I have a Java EE application which should start a synchronization process with an external system once after its deployment.
How could I implement this requirement?
Below are listed a couple of popular methods for getting lifecycle callbacks in JavaEE apps.
Create a javax.servlet.ServletContextListener implementation
If you have a web component to your .ear file (embedded .war) or your deployment is a .war by itself you can add a ServletContextListener to your web.xml
and get a callback when the server starts or is shutting down.
Example:
package com.stackoverflow.question
import javax.servlet.ServletContextListener;
import javax.servlet.ServletContextEvent;
public class MyServletContextListener implements ServletContextListener{
@Override
public void contextInitialized(ServletContextEvent contextEvent) {
/* Do Startup stuff. */
}
@Override
public void contextDestroyed(ServletContextEvent contextEvent) {
/* Do Shutdown stuff. */
}
}
and then add this configuration to your web.xml
deployment descriptor.
$WAR_ROOT/WEB-INF/web.xml
.
<web-app xmlns:xsi="http://www.w3.org/2001/XMLSchema-instance"
xmlns="http://java.sun.com/xml/ns/javaee">
<listener>
<listener-class>com.stackoverflow.question.MyServletContextListener</listener-class>
</listener>
</web-app>
Create an EJB 3.1 @Startup Bean
This method uses an EJB 3.1 singleton to get a startup and shutdown callback from the server.
import javax.annotation.PostConstruct;
import javax.annotation.PreDestroy;
import javax.ejb.Startup;
import javax.ejb.Singleton;
@Singleton
@Startup
public class LifecycleBean {
@PostConstruct
public void init() {
/* Startup stuff here. */
}
@PreDestroy
public void destroy() {
/* Shutdown stuff here */
}
}
You can use the @Startup
and @PostConstruct
annotations to perform tasks on application startup.

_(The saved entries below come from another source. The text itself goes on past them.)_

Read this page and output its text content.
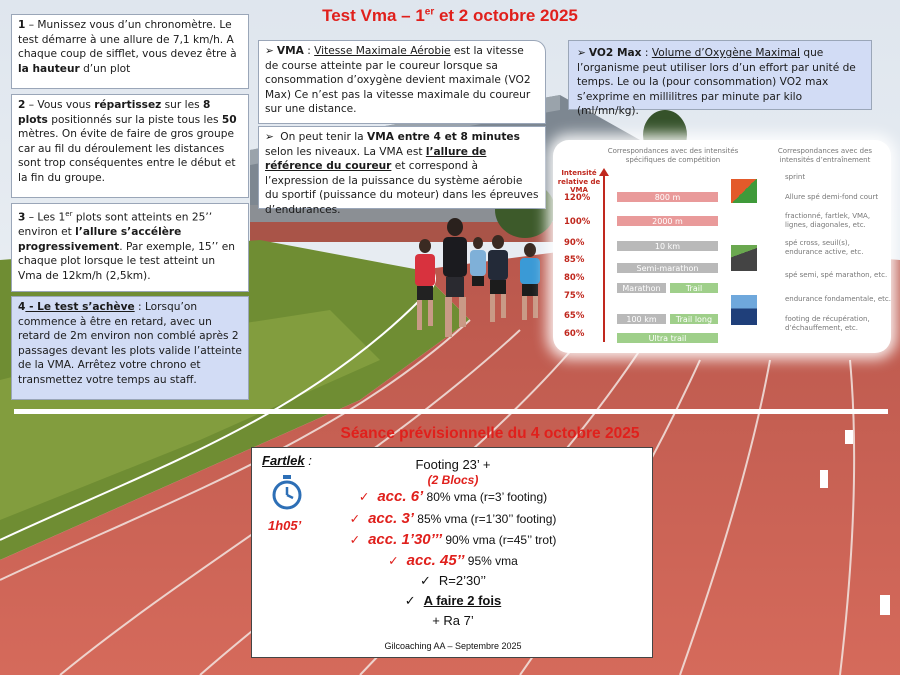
Test Vma – 1er et 2 octobre 2025
1 – Munissez vous d’un chronomètre. Le test démarre à une allure de 7,1 km/h. A chaque coup de sifflet, vous devez être à la hauteur d’un plot
2 – Vous vous répartissez sur les 8 plots positionnés sur la piste tous les 50 mètres. On évite de faire de gros groupe car au fil du déroulement les distances sont trop conséquentes entre le début et la fin du groupe.
3 – Les 1er plots sont atteints en 25’’ environ et l’allure s’accélère progressivement. Par exemple, 15’’ en chaque plot lorsque le test atteint un Vma de 12km/h (2,5km).
4 - Le test s’achève : Lorsqu’on commence à être en retard, avec un retard de 2m environ non comblé après 2 passages devant les plots valide l’atteinte de la VMA. Arrêtez votre chrono et transmettez votre temps au staff.
➢ VMA : Vitesse Maximale Aérobie est la vitesse de course atteinte par le coureur lorsque sa consommation d’oxygène devient maximale (VO2 Max) Ce n’est pas la vitesse maximale du coureur sur une distance.
➢ On peut tenir la VMA entre 4 et 8 minutes selon les niveaux. La VMA est l’allure de référence du coureur et correspond à l’expression de la puissance du système aérobie du sportif (puissance du moteur) dans les épreuves d’endurances.
➢ VO2 Max : Volume d’Oxygène Maximal que l’organisme peut utiliser lors d’un effort par unité de temps. Le ou la (pour consommation) VO2 max s’exprime en millilitres par minute par kilo (ml/mn/kg).
Correspondances avec des intensités spécifiques de compétition
Correspondances avec des intensités d’entraînement
Intensité relative de VMA
120%
100%
90%
85%
80%
75%
65%
60%
800 m
2000 m
10 km
Semi-marathon
Marathon	Trail
100 km	Trail long
Ultra trail
sprint
Allure spé demi-fond court
fractionné, fartlek, VMA, lignes, diagonales, etc.
spé cross, seuil(s), endurance active, etc.
spé semi, spé marathon, etc.
endurance fondamentale, etc.
footing de récupération, d’échauffement, etc.
Séance prévisionnelle du 4 octobre 2025
Fartlek :
1h05’
Footing 23’ +
(2 Blocs)
✓ acc. 6’ 80% vma (r=3’ footing)
✓ acc. 3’ 85% vma (r=1’30’’ footing)
✓ acc. 1’30’’’ 90% vma (r=45’’ trot)
✓ acc. 45’’ 95% vma
✓ R=2’30’’
✓ A faire 2 fois
+ Ra 7’
Gilcoaching AA – Septembre 2025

I tested the suggested solution which uses the @Startup
and @PostConstruct
annotations. It turned out that Glassfish does not complete the deployment of an application until all methods annotated with @PostConstruct
have finished. So in my case the deployment would take from several minutes up to an hour.

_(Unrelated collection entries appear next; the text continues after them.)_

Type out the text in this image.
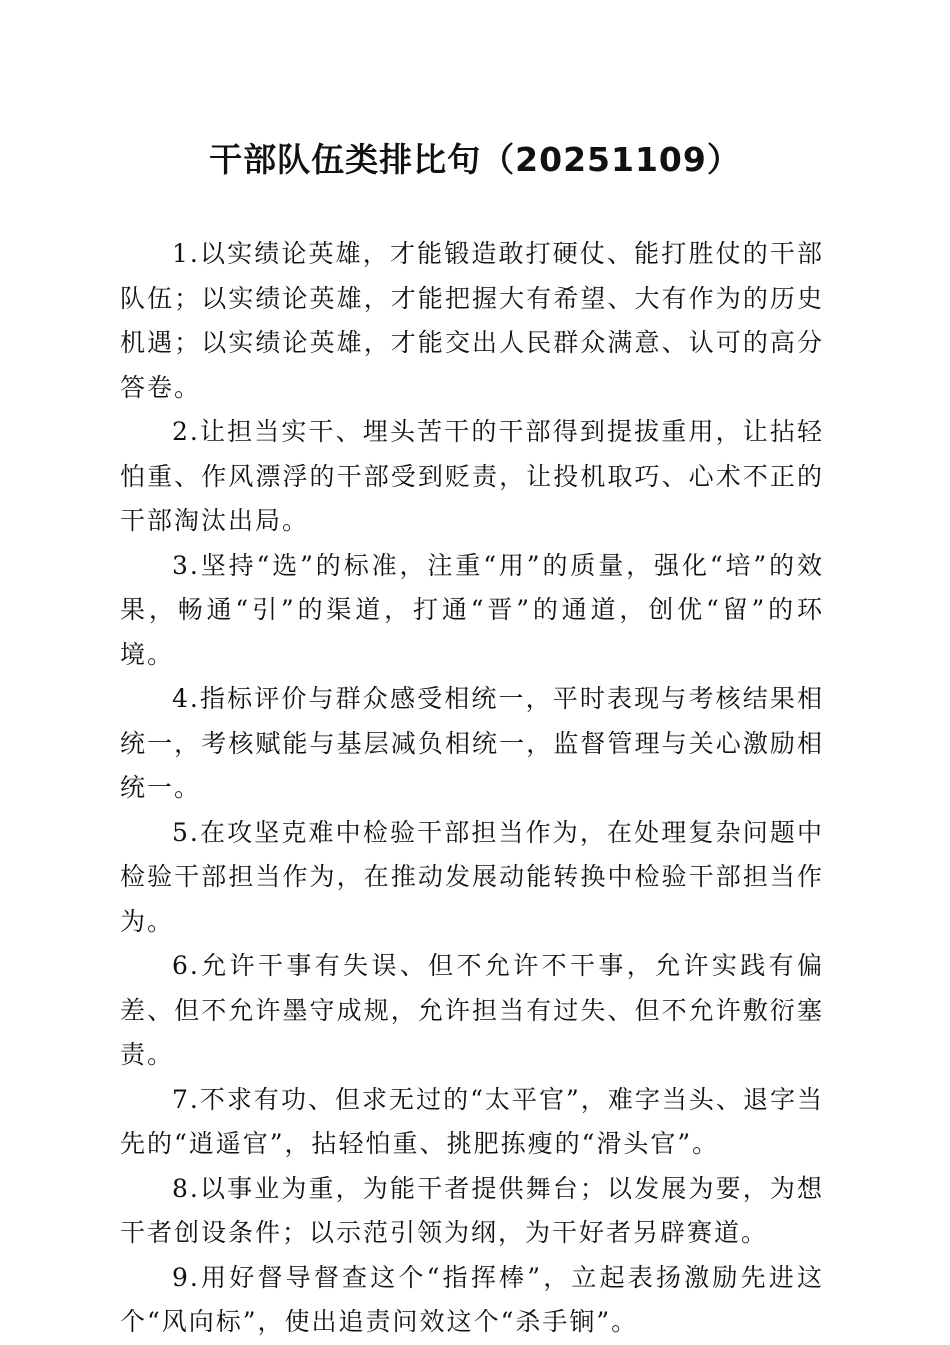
干部队伍类排比句（20251109）

1.以实绩论英雄，才能锻造敢打硬仗、能打胜仗的干部队伍；以实绩论英雄，才能把握大有希望、大有作为的历史机遇；以实绩论英雄，才能交出人民群众满意、认可的高分答卷。

2.让担当实干、埋头苦干的干部得到提拔重用，让拈轻怕重、作风漂浮的干部受到贬责，让投机取巧、心术不正的干部淘汰出局。

3.坚持“选”的标准，注重“用”的质量，强化“培”的效果，畅通“引”的渠道，打通“晋”的通道，创优“留”的环境。

4.指标评价与群众感受相统一，平时表现与考核结果相统一，考核赋能与基层减负相统一，监督管理与关心激励相统一。

5.在攻坚克难中检验干部担当作为，在处理复杂问题中检验干部担当作为，在推动发展动能转换中检验干部担当作为。

6.允许干事有失误、但不允许不干事，允许实践有偏差、但不允许墨守成规，允许担当有过失、但不允许敷衍塞责。

7.不求有功、但求无过的“太平官”，难字当头、退字当先的“逍遥官”，拈轻怕重、挑肥拣瘦的“滑头官”。

8.以事业为重，为能干者提供舞台；以发展为要，为想干者创设条件；以示范引领为纲，为干好者另辟赛道。

9.用好督导督查这个“指挥棒”，立起表扬激励先进这个“风向标”，使出追责问效这个“杀手锏”。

But I figured out a different way to achive what I want. The best solution seems to be a timer callback method which cancels its timer after its execution.
@Stateless
public class SynchronisationService {
@Schedule(hour = "*", minute = "*", persistent = false)

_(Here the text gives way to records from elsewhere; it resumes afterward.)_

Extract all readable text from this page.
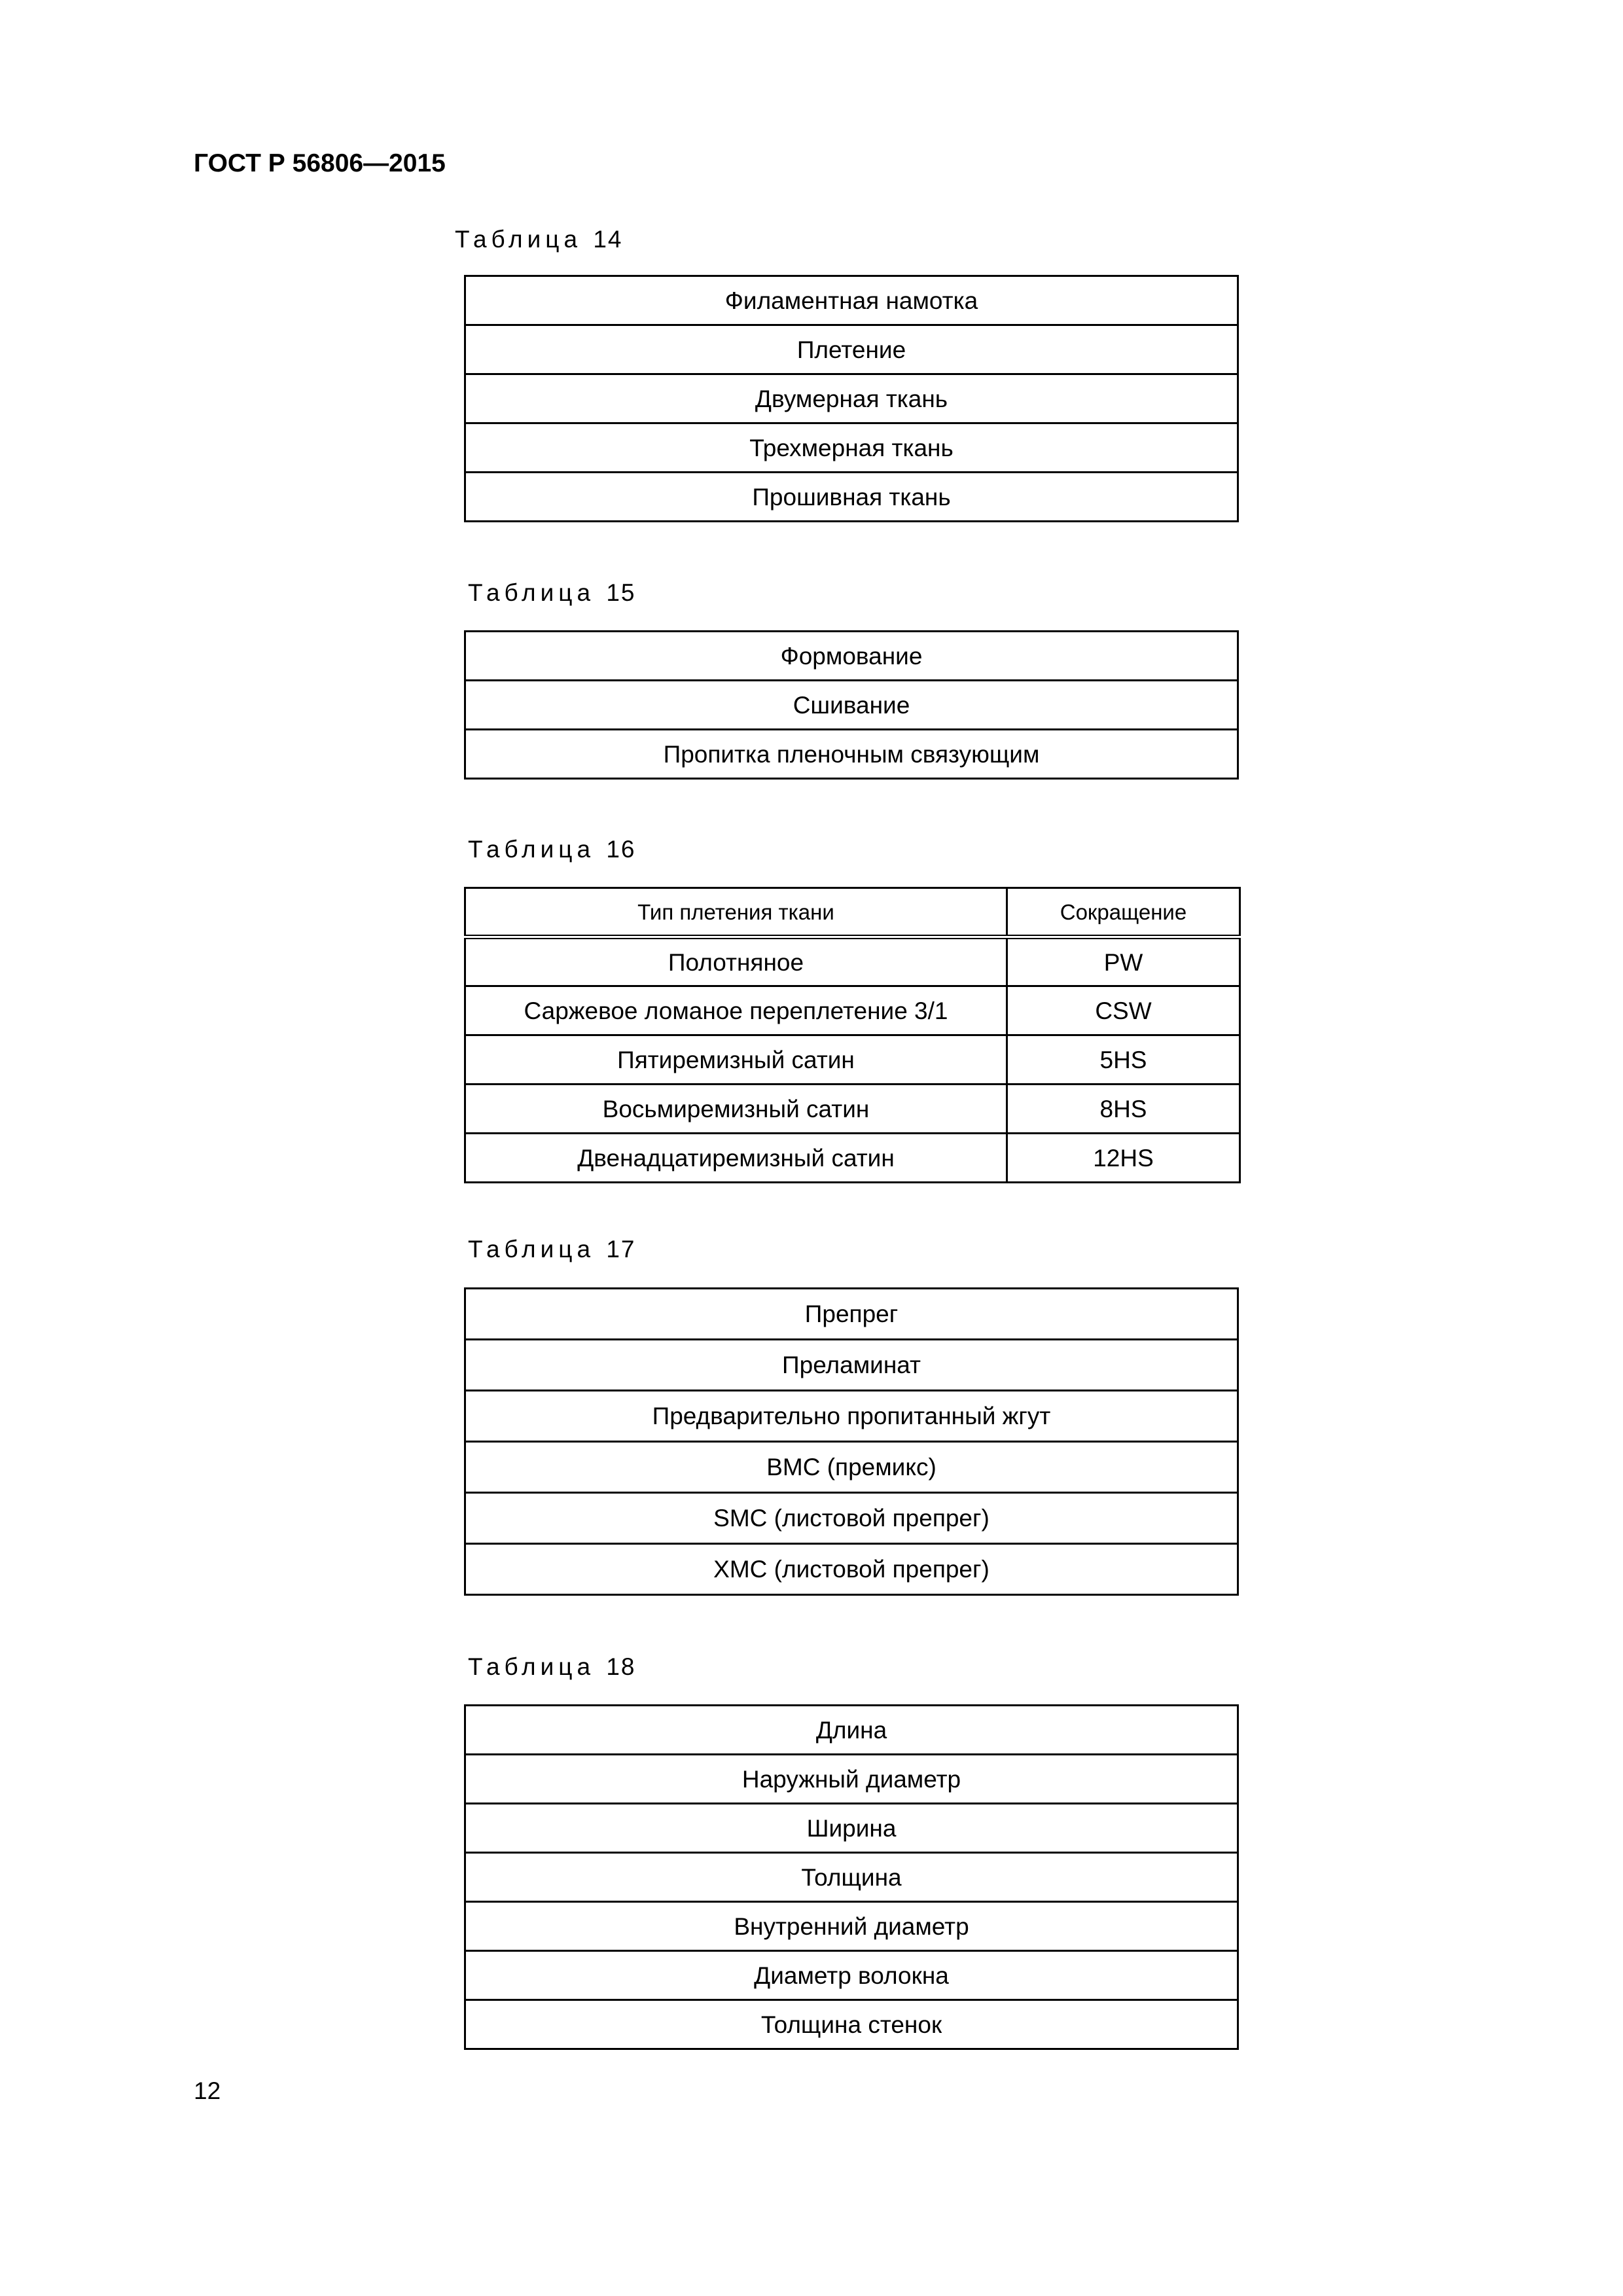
ГОСТ Р 56806—2015
Таблица 14
Филаментная намотка
Плетение
Двумерная ткань
Трехмерная ткань
Прошивная ткань
Таблица 15
Формование
Сшивание
Пропитка пленочным связующим
Таблица 16
Тип плетения ткани	Сокращение
Полотняное	PW
Саржевое ломаное переплетение 3/1	CSW
Пятиремизный сатин	5HS
Восьмиремизный сатин	8HS
Двенадцатиремизный сатин	12HS
Таблица 17
Препрег
Преламинат
Предварительно пропитанный жгут
ВМС (премикс)
SMC (листовой препрег)
ХМС (листовой препрег)
Таблица 18
Длина
Наружный диаметр
Ширина
Толщина
Внутренний диаметр
Диаметр волокна
Толщина стенок
12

protected void init(Timer timer)
{
doTheSync();
timer.cancel();
}
}
Using a non-persistent timer allows the timer to be re-created if the application server is restarted.
Using a ServletContextListener, or a servlet that is initialized at startup, for example. Of course, this becomes much harder if you have multiple deployments of the application in a cluster, and only want this process to be run once.